Courtesy of Limited100
“We just delivered one that size to a guy in the south of France who wanted it for the garage where he keeps all his cars,” says Wright, who also sells more affordable prints from his photographers. “Of course, you need a lot of space to be able to put a picture that size.”
It’s somewhat easier to find room for one of Anthony Holt & Sons’ silver models on your shelf, but they’re no less expensive. The British silversmiths have in the past been model makers for the UK’s Royal Artillery and Royal Tank Regiments, but, as company director and craftsman Gil Holt points out, “I’ve never really liked tanks, all that military stuff. What I wanted to do was cars. Like a lot of men, I’m just in love with cars.”
Holt began making silver inlaid ashtrays, humidors and other items for Aston Martin and Bentley Mulliner. He now spends anywhere between four months and a year making by hand, one at a time, 1/24 scale silver models of his customers’ cars for about $7,000 a piece.
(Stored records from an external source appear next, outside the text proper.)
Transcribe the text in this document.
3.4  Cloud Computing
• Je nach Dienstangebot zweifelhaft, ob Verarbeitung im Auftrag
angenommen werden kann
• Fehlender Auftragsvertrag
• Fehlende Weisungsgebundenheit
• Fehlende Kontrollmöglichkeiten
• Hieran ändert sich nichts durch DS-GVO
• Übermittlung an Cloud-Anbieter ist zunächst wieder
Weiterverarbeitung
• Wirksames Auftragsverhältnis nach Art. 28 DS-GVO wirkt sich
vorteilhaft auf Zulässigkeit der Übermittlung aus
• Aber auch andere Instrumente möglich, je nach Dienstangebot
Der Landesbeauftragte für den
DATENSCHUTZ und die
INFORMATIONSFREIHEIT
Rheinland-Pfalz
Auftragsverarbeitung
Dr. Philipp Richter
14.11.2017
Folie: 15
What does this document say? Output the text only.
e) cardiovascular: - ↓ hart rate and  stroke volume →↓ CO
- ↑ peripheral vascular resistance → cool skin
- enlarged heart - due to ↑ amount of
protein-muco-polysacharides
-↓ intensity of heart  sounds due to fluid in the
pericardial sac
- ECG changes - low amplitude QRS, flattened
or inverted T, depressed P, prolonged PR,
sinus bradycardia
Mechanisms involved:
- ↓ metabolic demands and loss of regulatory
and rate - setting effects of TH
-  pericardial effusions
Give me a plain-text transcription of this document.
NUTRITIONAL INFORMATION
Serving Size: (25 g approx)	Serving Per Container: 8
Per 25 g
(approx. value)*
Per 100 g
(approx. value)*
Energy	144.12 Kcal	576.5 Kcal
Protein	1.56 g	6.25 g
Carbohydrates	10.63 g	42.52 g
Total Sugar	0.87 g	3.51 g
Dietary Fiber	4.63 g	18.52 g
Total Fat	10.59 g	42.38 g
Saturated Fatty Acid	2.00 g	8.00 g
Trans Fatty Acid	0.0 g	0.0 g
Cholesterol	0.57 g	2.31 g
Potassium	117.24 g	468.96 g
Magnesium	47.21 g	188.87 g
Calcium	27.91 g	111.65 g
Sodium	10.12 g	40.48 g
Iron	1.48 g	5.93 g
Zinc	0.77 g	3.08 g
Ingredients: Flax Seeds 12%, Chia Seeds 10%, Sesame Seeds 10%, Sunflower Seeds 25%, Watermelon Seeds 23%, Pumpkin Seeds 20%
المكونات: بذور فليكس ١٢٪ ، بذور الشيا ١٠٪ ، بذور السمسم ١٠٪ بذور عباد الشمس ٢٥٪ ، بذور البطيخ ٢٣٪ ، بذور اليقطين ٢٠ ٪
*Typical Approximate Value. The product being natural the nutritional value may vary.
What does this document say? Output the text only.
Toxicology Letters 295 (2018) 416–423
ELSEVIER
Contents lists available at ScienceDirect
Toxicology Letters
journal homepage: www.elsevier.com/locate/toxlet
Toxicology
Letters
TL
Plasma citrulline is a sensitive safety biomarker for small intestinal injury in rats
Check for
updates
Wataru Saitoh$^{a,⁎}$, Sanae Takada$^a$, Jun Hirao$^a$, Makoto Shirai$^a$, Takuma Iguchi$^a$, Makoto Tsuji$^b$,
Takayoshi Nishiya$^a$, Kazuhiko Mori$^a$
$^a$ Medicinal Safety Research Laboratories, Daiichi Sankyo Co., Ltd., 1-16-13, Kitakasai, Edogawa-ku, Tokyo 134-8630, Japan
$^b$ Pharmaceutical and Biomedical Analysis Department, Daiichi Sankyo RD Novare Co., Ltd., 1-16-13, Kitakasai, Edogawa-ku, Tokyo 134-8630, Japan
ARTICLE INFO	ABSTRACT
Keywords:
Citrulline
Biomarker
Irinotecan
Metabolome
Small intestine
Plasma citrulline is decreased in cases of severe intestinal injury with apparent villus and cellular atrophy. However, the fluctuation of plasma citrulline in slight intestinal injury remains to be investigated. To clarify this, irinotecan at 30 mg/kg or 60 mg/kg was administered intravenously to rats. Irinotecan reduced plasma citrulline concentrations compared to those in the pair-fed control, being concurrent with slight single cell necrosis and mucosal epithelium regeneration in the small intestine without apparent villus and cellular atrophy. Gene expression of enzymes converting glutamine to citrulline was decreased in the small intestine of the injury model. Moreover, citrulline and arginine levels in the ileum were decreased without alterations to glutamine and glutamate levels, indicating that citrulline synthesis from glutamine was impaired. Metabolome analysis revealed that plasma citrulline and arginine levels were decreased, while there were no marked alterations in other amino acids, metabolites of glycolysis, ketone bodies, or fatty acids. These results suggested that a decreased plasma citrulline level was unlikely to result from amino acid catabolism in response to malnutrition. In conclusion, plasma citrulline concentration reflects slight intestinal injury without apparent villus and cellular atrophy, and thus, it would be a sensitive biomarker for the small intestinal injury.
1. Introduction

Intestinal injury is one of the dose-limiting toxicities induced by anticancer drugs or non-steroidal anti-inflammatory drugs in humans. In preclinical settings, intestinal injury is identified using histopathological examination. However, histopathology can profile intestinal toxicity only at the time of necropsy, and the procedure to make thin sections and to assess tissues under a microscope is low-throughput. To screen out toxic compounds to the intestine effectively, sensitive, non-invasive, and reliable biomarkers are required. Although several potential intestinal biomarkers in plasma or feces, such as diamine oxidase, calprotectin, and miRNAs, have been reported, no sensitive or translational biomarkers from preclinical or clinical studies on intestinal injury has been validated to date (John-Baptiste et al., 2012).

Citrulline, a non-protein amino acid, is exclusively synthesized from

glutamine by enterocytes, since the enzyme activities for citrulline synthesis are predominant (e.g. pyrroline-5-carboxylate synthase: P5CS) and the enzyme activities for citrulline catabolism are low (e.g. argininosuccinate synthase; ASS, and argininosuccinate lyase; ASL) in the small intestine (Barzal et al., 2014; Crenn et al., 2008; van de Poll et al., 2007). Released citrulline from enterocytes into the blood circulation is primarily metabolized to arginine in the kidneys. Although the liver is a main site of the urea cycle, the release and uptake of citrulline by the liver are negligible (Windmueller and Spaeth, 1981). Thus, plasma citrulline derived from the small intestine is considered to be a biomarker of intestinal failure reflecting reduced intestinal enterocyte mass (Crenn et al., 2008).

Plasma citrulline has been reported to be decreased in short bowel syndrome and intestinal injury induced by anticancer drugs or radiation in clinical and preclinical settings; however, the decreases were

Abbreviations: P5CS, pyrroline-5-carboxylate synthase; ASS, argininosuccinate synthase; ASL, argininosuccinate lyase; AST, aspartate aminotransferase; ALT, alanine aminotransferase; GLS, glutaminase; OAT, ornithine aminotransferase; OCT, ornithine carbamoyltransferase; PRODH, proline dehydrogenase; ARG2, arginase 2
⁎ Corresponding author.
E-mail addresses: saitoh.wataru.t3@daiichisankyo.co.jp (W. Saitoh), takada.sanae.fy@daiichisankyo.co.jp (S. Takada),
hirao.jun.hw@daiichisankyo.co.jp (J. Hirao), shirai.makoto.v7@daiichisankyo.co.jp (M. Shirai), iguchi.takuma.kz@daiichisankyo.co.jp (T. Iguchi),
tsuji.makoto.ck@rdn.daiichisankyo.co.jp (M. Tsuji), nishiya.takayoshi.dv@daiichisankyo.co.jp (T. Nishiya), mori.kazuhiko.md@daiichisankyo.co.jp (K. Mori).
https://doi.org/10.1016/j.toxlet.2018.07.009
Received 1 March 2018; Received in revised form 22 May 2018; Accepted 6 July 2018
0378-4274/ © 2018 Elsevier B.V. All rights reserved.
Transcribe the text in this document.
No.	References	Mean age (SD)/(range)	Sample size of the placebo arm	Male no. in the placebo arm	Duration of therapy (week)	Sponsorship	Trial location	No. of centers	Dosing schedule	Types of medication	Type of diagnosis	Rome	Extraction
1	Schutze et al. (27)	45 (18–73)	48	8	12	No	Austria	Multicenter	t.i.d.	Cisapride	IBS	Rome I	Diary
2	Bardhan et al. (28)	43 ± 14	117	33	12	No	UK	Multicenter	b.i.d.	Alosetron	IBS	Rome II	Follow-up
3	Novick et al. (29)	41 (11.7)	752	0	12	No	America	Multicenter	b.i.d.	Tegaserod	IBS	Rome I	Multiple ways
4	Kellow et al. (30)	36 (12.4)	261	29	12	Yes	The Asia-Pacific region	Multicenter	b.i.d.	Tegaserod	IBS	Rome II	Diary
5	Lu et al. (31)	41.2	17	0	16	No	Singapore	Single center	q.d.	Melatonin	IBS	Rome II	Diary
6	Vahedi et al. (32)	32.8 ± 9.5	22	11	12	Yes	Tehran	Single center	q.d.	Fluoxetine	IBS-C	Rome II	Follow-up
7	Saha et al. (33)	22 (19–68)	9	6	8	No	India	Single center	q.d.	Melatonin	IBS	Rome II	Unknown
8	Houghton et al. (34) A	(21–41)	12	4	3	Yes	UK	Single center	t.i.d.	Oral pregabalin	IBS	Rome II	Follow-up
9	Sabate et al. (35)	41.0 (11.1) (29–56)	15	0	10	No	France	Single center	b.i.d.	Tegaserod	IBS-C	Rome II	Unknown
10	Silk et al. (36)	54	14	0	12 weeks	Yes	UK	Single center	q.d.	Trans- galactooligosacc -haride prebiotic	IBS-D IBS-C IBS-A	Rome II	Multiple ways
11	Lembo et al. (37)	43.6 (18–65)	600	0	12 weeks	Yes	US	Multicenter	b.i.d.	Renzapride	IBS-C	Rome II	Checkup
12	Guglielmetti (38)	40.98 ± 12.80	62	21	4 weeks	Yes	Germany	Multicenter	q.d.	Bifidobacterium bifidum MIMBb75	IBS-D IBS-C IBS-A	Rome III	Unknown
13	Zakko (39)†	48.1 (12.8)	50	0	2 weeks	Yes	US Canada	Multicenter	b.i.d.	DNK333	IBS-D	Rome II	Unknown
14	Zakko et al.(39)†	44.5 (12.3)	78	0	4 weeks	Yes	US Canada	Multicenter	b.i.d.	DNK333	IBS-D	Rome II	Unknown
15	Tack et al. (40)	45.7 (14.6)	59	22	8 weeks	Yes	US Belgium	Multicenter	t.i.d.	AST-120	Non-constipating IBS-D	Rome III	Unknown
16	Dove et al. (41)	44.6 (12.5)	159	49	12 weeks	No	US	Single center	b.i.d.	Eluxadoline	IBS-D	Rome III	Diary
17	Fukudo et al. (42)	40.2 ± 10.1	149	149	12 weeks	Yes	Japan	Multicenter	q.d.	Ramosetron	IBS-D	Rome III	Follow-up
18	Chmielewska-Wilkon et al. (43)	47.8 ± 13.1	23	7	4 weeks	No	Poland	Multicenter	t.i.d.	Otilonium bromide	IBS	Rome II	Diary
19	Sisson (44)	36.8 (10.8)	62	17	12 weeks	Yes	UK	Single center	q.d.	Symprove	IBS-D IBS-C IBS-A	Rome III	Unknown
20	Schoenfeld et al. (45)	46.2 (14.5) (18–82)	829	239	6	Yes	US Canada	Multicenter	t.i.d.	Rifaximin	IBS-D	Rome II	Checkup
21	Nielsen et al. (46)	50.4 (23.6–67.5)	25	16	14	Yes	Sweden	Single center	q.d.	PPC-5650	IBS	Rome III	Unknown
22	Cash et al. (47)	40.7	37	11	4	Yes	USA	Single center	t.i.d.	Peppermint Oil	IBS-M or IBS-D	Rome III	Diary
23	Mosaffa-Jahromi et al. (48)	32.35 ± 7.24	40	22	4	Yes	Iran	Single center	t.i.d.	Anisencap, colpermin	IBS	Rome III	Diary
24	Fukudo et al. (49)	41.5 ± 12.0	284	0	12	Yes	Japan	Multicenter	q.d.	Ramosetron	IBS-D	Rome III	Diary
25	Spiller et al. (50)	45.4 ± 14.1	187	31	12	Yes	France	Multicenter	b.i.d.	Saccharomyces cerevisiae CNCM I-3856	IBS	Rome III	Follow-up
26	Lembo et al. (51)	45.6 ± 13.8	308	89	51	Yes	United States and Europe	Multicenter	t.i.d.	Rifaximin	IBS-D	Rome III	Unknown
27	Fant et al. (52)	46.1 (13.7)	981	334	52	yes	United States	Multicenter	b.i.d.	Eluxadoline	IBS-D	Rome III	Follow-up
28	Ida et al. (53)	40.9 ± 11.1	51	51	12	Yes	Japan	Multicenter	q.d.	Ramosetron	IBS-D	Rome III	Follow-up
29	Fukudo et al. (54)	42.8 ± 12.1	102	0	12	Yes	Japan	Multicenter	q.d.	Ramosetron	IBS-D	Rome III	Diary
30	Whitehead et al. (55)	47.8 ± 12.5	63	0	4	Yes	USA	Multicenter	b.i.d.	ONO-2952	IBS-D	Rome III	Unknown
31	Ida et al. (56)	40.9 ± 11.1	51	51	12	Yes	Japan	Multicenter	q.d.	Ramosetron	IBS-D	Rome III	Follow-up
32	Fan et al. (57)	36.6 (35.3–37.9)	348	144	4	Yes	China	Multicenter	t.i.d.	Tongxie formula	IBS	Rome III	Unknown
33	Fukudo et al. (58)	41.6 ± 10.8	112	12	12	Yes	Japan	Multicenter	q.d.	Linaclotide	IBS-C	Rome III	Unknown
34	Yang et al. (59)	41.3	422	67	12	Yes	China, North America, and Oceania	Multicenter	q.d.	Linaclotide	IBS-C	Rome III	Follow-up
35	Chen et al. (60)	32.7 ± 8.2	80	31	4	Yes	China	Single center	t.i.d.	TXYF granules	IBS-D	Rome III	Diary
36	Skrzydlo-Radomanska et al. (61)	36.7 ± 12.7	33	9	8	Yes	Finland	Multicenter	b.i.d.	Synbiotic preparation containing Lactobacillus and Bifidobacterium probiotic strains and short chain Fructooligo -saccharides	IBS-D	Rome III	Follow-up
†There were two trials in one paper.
If you’re looking for something more sophisticated (and compact), consider a silver replica from Anthony Holt & Sons.
Courtesy of Anthony Holt & Sons
And Holt is really ready to go to town. That is, go to your city, take extensive photos of your car, take measurements, and then copy it down to the smallest detail in the precious metal. At its most extreme, one of his so-called “masterpiece” models could include fully working parts — a rotating steering wheel, removable seats, an opening gas cap, and so on — which would take him the best part of three years. , to make and will cost about $1.2 million.
“What can I say? I’m basically a model maker for car fanatics,” says Holt, who is also currently making a model for himself of his own Ferrari. “My customers just seem to like the idea, in a way, of having the car in their home. It’s a reminder of what they parked in their garage. It’s a piece of art, a conversation piece, an ornament that integrates their interest in cars. And, it seems, the desire to express that interest can be very, very deeply.